# Cheap And Easy Paper Robot Paper Mache



## BackYardHaunter (Sep 27, 2009)

Ok finnaly to the second part of this project! Paper mache and painting. 
*IF YOU HAVE YOUR OWN WAY OF PAPER MACHE SKIP TO PAINTING!*

Matrials: (Paper Mache part)
Strips of newspaper
Strips of paper towels
Flour
Salt
Glue
Water
Stiring stick
Paint brush
Bowl to work out of









First Step:
Making the first coat of paper mache. Heres the mix I use.
1 cup flour
1 cup Water
1 tbsp of salt
A glob of glue. Mix it all togather and get out all the lumps. So it should look something like this.








Second step:
Start paper macheing. By diping it in the flour mix then get the excess off and apply to the frame. Let the first coat dry complete Then put one more coat on. Next would be paper towels. For this i didnt use the flour mix it tends to rip the paper towels very easy. So you use a straight up white glue mix 50/50 ratio glue and water. Brush on a base coat of glue then start placing the paper towels on the brush on a coat of glue after that. Let that dry.

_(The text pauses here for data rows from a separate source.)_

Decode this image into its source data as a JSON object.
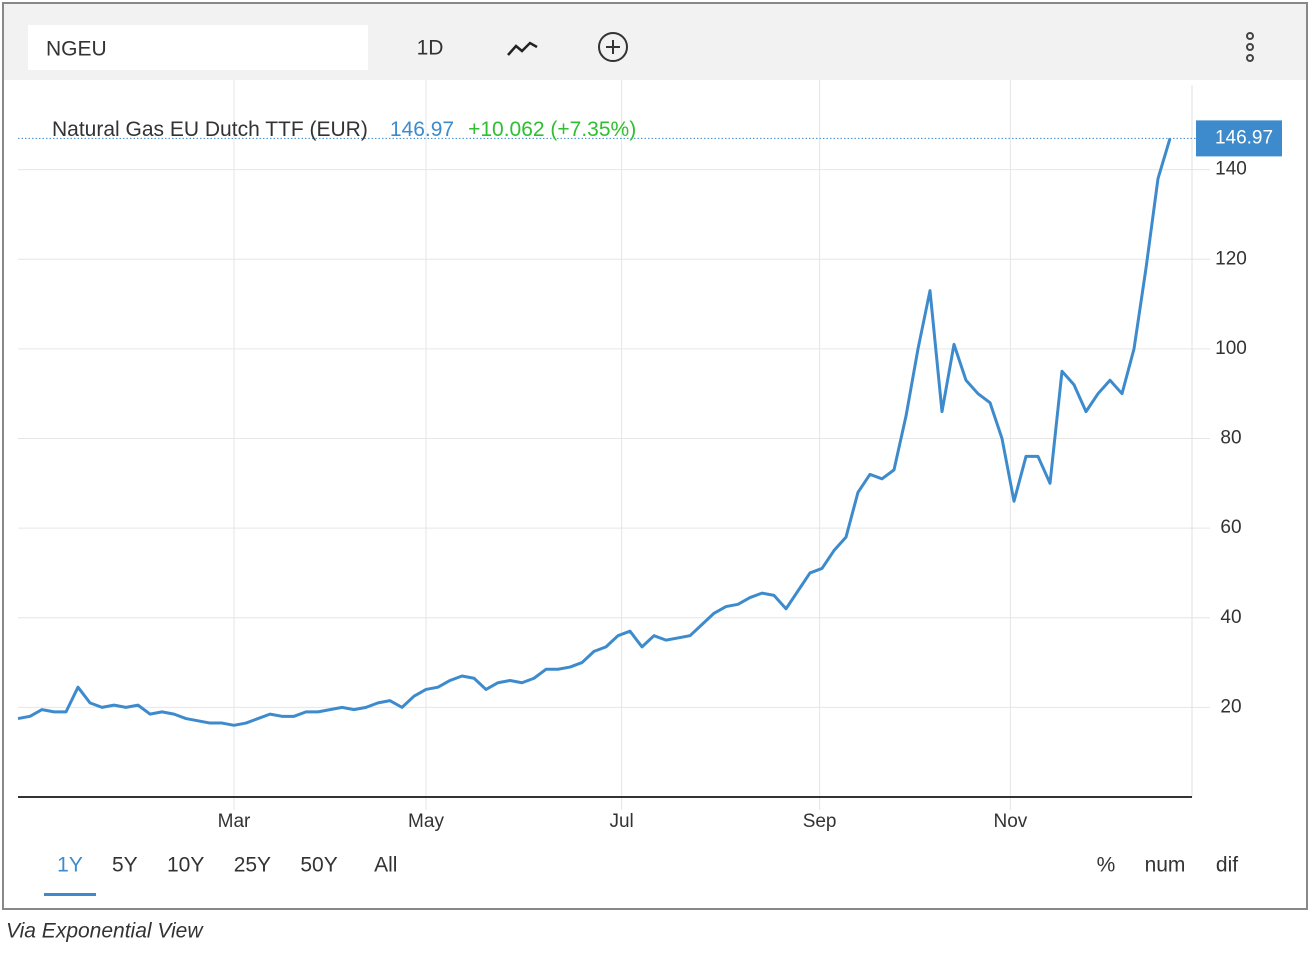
{
  "toolbar": {
    "symbol": "NGEU",
    "interval": "1D"
  },
  "chart_data": {
    "type": "line",
    "title": "Natural Gas EU Dutch TTF (EUR)",
    "change": "+10.062 (+7.35%)",
    "series": [
      {
        "name": "NGEU",
        "color": "#3d8bcd",
        "values": [
          17.5,
          18,
          19.5,
          19,
          19,
          24.5,
          21,
          20,
          20.5,
          20,
          20.5,
          18.5,
          19,
          18.5,
          17.5,
          17,
          16.5,
          16.5,
          16,
          16.5,
          17.5,
          18.5,
          18,
          18,
          19,
          19,
          19.5,
          20,
          19.5,
          20,
          21,
          21.5,
          20,
          22.5,
          24,
          24.5,
          26,
          27,
          26.5,
          24,
          25.5,
          26,
          25.5,
          26.5,
          28.5,
          28.5,
          29,
          30,
          32.5,
          33.5,
          36,
          37,
          33.5,
          36,
          35,
          35.5,
          36,
          38.5,
          41,
          42.5,
          43,
          44.5,
          45.5,
          45,
          42,
          46,
          50,
          51,
          55,
          58,
          68,
          72,
          71,
          73,
          85,
          100,
          113,
          86,
          101,
          93,
          90,
          88,
          80,
          66,
          76,
          76,
          70,
          95,
          92,
          86,
          90,
          93,
          90,
          100,
          118,
          138,
          146.97
        ]
      }
    ],
    "xlim": [
      0,
      96
    ],
    "xticks": [
      {
        "value": 18,
        "label": "Mar"
      },
      {
        "value": 34,
        "label": "May"
      },
      {
        "value": 50.3,
        "label": "Jul"
      },
      {
        "value": 66.8,
        "label": "Sep"
      },
      {
        "value": 82.7,
        "label": "Nov"
      }
    ],
    "ylim": [
      0,
      160
    ],
    "yticks": [
      20,
      40,
      60,
      80,
      100,
      120,
      140
    ],
    "grid": true,
    "change_color": "#2ec02e"
  },
  "ranges": {
    "items": [
      "1Y",
      "5Y",
      "10Y",
      "25Y",
      "50Y",
      "All"
    ],
    "selected": 0
  },
  "modes": [
    "%",
    "num",
    "dif"
  ],
  "caption": "Via Exponential View"
}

Thats it for part 2. Part 3 will be posted shortly. Any questions please PM or post below.

-BYH


----------



## UnOrthodOx (Apr 24, 2007)

The big "do not eat" gave me a chuckle.

Looking interesting.


----------



## BackYardHaunter (Sep 27, 2009)

lol thanks. thats on there cuz i droped a little salt in there once. i dont want any pancakes qith salt in them. im posting the painting part right now


----------



## Dr Morbius (Jan 12, 2006)

Where is the next post? I'm dyeing of curiosity!


----------



## BackYardHaunter (Sep 27, 2009)

i forgot to post it whoops lol


----------